Endstand 4:4 - alles in allem ein Punkt, der einige Fragen offen lässt: In der Tabelle bleibt das Team auf Rang 9 und in akuter Abstiegsgefahr. Andererseits ein Auswärtspunkt mit dezimierter Mannschaft und tollem Kampfgeist, der im Abstiegskampf noch Berge versetzen kann.

 

3. Mannschaft

Am gleichen Tag konnte die 3. Mannschaft beim Auswärtsspiel bei Sfr. Mainz III nichts zählbares ernten. Mit Sfr. Mainz III wartete auch ein sehr starker Gegner. Auf Heidesheimer Seite mussten gleich zwei Stammspieler ersetzt werden – die Vorzeichen waren nicht gut.

Zum Spielverlauf: Zu Beginn kamen alle in gewohnte Stellungen und die Partien wurden heiß umkämpft.

Um ein Uhr nahm Heinz Kirsch in festgefahrener Stellung ein Remis an. Die Lage auf den sieben  übrigen Brettern war unklar.

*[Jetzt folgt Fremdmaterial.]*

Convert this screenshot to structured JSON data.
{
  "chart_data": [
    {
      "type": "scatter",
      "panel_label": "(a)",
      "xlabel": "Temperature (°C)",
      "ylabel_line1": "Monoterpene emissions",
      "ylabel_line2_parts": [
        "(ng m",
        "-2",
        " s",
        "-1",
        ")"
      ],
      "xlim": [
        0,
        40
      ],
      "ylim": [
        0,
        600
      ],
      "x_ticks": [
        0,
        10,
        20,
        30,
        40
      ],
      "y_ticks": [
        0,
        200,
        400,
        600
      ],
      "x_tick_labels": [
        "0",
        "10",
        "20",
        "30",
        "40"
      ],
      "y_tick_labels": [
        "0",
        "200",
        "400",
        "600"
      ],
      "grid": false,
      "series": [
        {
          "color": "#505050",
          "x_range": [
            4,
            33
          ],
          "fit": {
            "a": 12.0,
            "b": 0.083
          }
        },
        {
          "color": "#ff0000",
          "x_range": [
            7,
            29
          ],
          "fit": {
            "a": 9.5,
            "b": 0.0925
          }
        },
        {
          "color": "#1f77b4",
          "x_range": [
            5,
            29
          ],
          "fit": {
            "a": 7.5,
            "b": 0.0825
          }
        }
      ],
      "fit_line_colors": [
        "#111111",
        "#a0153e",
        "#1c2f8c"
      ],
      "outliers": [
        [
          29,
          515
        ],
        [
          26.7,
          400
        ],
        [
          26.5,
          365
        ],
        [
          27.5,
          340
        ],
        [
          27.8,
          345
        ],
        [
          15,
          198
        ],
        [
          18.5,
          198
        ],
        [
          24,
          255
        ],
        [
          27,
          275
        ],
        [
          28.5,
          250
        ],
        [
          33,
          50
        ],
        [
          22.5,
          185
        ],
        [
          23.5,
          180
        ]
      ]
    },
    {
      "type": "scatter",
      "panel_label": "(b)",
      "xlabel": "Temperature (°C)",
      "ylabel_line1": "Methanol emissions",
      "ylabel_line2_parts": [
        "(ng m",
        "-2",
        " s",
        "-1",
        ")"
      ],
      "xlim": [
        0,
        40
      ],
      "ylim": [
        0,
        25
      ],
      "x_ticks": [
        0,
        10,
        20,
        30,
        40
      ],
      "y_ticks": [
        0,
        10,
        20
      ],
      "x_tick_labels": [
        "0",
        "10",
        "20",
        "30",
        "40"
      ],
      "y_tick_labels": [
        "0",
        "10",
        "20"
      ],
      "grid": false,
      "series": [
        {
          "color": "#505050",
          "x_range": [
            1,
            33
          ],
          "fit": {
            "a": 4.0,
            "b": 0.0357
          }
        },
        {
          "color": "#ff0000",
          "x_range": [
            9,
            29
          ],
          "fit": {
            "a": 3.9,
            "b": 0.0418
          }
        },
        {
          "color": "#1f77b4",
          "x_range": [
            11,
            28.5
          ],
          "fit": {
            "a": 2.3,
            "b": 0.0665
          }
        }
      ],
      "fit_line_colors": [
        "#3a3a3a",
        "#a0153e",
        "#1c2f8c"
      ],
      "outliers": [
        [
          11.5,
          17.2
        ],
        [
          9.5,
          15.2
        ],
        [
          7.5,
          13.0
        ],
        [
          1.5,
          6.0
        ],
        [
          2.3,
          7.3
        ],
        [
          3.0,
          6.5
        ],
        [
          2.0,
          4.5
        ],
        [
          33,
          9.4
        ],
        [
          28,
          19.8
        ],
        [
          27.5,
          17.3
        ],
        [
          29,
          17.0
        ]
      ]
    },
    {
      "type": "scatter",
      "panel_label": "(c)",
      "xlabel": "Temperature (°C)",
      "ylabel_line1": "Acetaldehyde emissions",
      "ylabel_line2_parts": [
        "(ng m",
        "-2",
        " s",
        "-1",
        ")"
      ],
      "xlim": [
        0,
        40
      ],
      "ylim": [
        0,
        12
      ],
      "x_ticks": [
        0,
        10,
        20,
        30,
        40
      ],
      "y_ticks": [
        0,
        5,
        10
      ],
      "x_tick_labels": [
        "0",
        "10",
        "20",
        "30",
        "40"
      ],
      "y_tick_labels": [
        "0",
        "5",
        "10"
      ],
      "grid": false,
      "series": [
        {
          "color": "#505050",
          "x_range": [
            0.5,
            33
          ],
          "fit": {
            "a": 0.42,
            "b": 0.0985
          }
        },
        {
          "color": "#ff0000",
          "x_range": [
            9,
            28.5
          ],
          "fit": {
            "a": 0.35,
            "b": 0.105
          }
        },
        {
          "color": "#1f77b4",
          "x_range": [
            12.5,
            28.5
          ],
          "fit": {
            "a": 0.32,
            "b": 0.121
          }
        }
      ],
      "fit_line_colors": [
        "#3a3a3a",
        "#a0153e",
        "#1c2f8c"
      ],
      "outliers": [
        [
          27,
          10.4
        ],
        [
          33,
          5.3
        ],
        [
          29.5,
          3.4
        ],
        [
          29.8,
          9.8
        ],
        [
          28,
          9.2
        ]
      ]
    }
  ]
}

Nico Brahmer übersah gegen einen fast übermächtigen Gegner in einer starken Partie ein taktisches Motiv und stellte einen Springer und in der Folge die Partie ein.

Zum Verdruss der Heidesheimer hatte sich das Blatt auch an den Brettern 6-8 gedreht und in kurzem Abstand nacheinander mussten sich Daniel Lantzsch und die Ersatzspieler Hans Köllmer und Simon Kirsch nach harter Gegenwehr geschlagen geben. Nun stand es um 13.30 0,5:4,5 und es war klar, dass nichts mehr zu holen war. So betrieben die letzten drei Spieler nur noch Ergebniskosmetik:

Manfred Faldums Gegner opferte eine Leichtfigur, um einen Königsangriff zu bekommen, der schief ging, jedoch konnte Manfred den Vorteil im Endspiel nicht ummünzen - Remis.

Stefan Faldums Gegner war in einer schlechteren Stellung wie gelähmt und schaffte nicht mehr die 40 Züge – Sieg auf Zeit für Stefan, aber die Stellung wäre für seinen Gegner ohnehin nicht mehr zu retten gewesen.

Martin Konrath ging mit extremen Zeitvorteil in die letzten 10 Züge, sein Gegner fand jedoch weiterhin die richtigen Züge. Nachdem die Wogen sich geglättet hatten, einigte er sich mit seinem Gegner auf Remis.

Endstand 2,5:5,5 - man kann sagen, dass an diesem Tag nicht mehr drin gewesen ist. In den nächsten Partien gegen Landskrone und Gau-Algesheim wird sich zeigen, ob die Heidesheimer nach dem Aufstieg die Klasse halten können.